We use cookies. Read the Privacy and Cookie Policy

Глава XIV

Весенняя активность

27 марта из Ташкента в Москву был послан специальный поезд с иностранцами, желавшими покинуть страну.

Я сожалел, что расстался с некоторыми друзьями, хотя я и не видел большую часть из них в последнее время. Самой большой потерей была потеря Тредуэла, который находился на постоянной связи со мной, и чья поддержка и содействие имели большую ценность и подбадривали меня, и на чью, возможно, неоценимую помощь, я рассчитывал в случае ареста.

Жизнь аккредитованного консула в советской России не была легкой. Тредуэл был арестован 15 октября 1918 года наряду со мной и другими гражданами стран союзников по Антанте. Он был под стражей пять часов, после чего, по требованию приехавших Цирюля, Колесова и Дамагацкого, его немедленно освободили и принесли извинения.

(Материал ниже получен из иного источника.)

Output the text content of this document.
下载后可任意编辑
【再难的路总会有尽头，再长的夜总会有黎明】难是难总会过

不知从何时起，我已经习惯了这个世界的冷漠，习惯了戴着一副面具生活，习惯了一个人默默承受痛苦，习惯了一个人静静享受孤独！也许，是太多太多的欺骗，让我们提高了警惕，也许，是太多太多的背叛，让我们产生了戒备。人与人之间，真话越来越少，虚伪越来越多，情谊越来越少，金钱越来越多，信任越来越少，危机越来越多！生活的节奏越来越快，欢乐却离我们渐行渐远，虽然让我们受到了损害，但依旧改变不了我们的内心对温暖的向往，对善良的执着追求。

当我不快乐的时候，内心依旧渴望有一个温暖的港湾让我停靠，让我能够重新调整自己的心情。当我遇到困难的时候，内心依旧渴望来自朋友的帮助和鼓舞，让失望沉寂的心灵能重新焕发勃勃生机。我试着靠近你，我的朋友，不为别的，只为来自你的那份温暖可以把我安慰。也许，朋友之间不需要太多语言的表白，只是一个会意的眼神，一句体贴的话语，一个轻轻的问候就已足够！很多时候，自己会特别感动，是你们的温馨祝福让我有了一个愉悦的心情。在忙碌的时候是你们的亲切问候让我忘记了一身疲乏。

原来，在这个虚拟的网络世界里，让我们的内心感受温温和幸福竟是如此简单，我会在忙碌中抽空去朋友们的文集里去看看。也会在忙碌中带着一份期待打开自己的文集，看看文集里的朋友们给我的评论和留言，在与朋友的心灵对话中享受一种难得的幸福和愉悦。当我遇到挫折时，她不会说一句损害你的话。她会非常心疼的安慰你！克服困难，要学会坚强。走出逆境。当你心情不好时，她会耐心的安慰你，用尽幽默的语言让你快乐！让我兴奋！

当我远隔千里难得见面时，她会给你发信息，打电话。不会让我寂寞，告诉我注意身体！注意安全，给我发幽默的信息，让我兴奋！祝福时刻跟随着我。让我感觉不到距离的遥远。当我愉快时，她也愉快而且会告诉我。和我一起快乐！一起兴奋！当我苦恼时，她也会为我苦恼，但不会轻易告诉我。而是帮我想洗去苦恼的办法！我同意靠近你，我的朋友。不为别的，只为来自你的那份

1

Он был снова арестован 26 октября и был препровожден по улице в ЧК для допроса. Затем он просидел под строгим арестом пять месяцев. В течение первых двух месяцев он находился непрерывно в своей квартире. Но после этого ему разрешили выходить на улицу по делам с охраной, идущей у него по обеим сторонам. Я сам однажды видел его, идущим подобным образом, и хотя мы прошли мимо друг друга плечом к плечу, мы даже мельком не обменялись с ним приветственными взглядами.

Во время «Январских событий» его снова забрали, и он находился под угрозой расстрела. Его охранники сделали слабую попытку помешать этому, но прекратили вмешиваться под угрозой применения ручной гранаты. Его похитители сказали, что ему не нужно пальто, так как место, куда его поместят, будет достаточно теплым! И он может не беспокоиться о еде.

Ему сказали, что его расстреляют в шесть часов утра. Незадолго до этого часа он услышал снаружи шаги ног, и потом дверь его камеры открылась. Он подумал, что это был конец, но это был Цирюль со своими милиционерами, которые силой забрали его у тюремных надзирателей и препроводили его назад в его собственную квартиру, где они и охраняли его до тех пор, пока не прошла непосредственная опасность. В полном смысле слова ужасный жизненный опыт.

Только однажды у меня появилась возможность поговорить с ним, и это было накануне его отъезда. Я подошел в сумерках к черному ходу позади его дома, и он выскочил во двор, где у нас состоялась с ним приблизительно двадцатисекундная беседа на улице; затем он поторопился вернуться назад, прежде чем два его охранника заметили его отсутствие.

Его поездка домой была весьма богата событиями. Он объединил усилия с капитаном Брюном и шведами из Миссии, которая занималась помощью военнопленным. Он и швед готовили для всей компании на маленькой жаровне. У него было много полезной информации о ситуации в Туркестане, и ему удалось отослать ее своему правительству через Сибирь на тот случай, если бы с ним что-нибудь случилось во время его путешествии по России. Пойди дела в России по-другому, его информация и отчеты нашли бы очень большое применение в торговых отношениях его великой страны с Россией.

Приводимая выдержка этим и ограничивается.